Above all, it shows that we need climate action not only to keep relatively slow-moving averages from increasing further, but, even more importantly, to keep uncertainties in check. The floods, droughts, wildfires, and other extreme climate-driven phenomena are what make the problem so costly. Conversely, climate policymaking that cuts off the tail end of the extreme-weather distribution should be regarded as a major success.

Sometimes, this will literally mean taking out insurance against the worst phenomena. Insurance mandates, for example, would compel homeowners to account for the cost of floods and wildfires when deciding where to live. As the price of homeowner’s insurance rises in disaster-prone areas, mandates could become one of the most effective ways to encourage climate-change adaptation.
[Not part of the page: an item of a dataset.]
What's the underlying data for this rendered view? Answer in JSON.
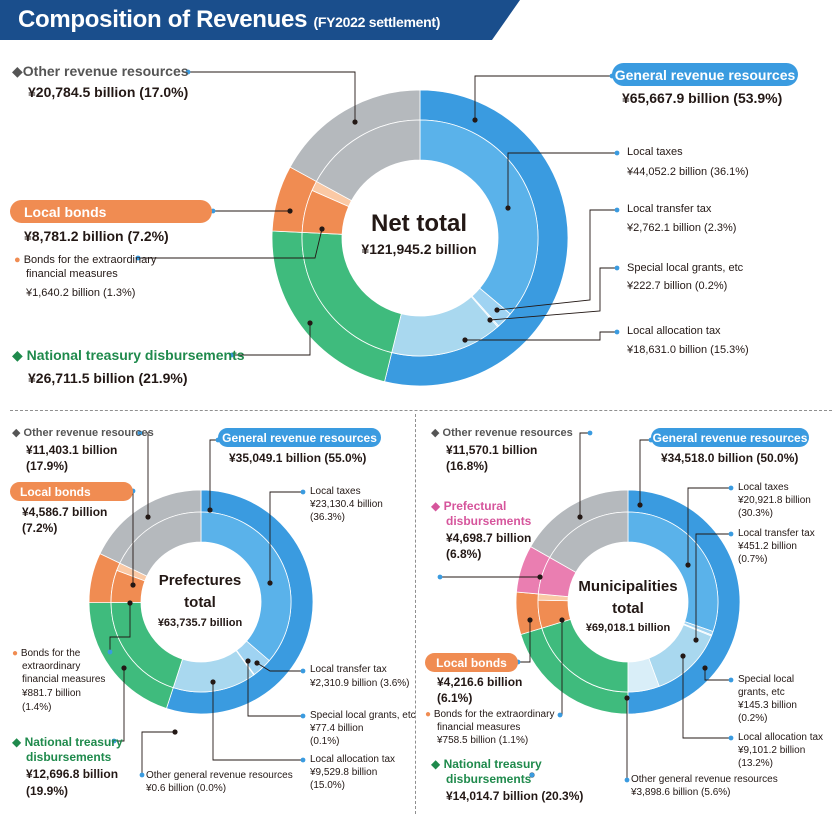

Similarly, investments in low-carbon energy sources are often best viewed as investments in resilience, and thus in decreased uncertainty. Lowering one’s average carbon footprint ought to be valued and appropriately rewarded. But whether you are installing solar panels on your roof, using a battery pack as backup storage, or switching to a heat pump and induction stove, the biggest payoff comes in extreme circumstances, or the lack thereof.

The solar panels and battery packs will ensure that your lights stay on even if the grid goes down because of extreme weather. Similarly, a heat pump and induction stove will allow you to cut off your gas line and declare independence from future gas supply shocks that directly affect your heating bill. (The indirect effect via the electric bill points immediately back to solar panels and battery packs, and it further reinforces the urgency to de-carbonise the overall electric grid.)

The cost of solar and all-electric appliances will only decline over time, whereas natural gas and oil markets will continue to fluctuate, owing to the vagaries of geopolitics and the global economy. A surefire way to prevent fossilflation is to get off fossil fuels altogether.

What is true for homeowners also is true for whole economies. Less dependence on fossil fuels means less uncertainty. True, the clean-energy transition also relies on potentially volatile commodities like copper, lithium, and other critical minerals. But there are crucial differences between these and fossil fuels. For one, the millions of tonnes of material going into clean technologies are orders of magnitude smaller than the billions of tonnes of fossil fuels being burned every year. And still better technologies with ever-lower costs are likely to emerge as we rapidly climb the learning curve on clean-energy solutions.

The trend lines support a cautiously optimistic outlook on the clean-energy future. But there are plenty of hurdles still to overcome, many of them erected and propped up by fossil-fuel incumbents trying to delay the inevitable. There is also plenty of climate-driven pain and destruction still in store. Things will get worse before they get better.

But even if we can no longer prevent climate change, we can still mitigate it by minimising the accompanying uncertainties. We must embrace these uncertainties for what they are: A wake-up call to prevent the worst. Climate risk is financial risk, and climate action is an insurance policy, for the world as much as for individual companies and for us as individuals.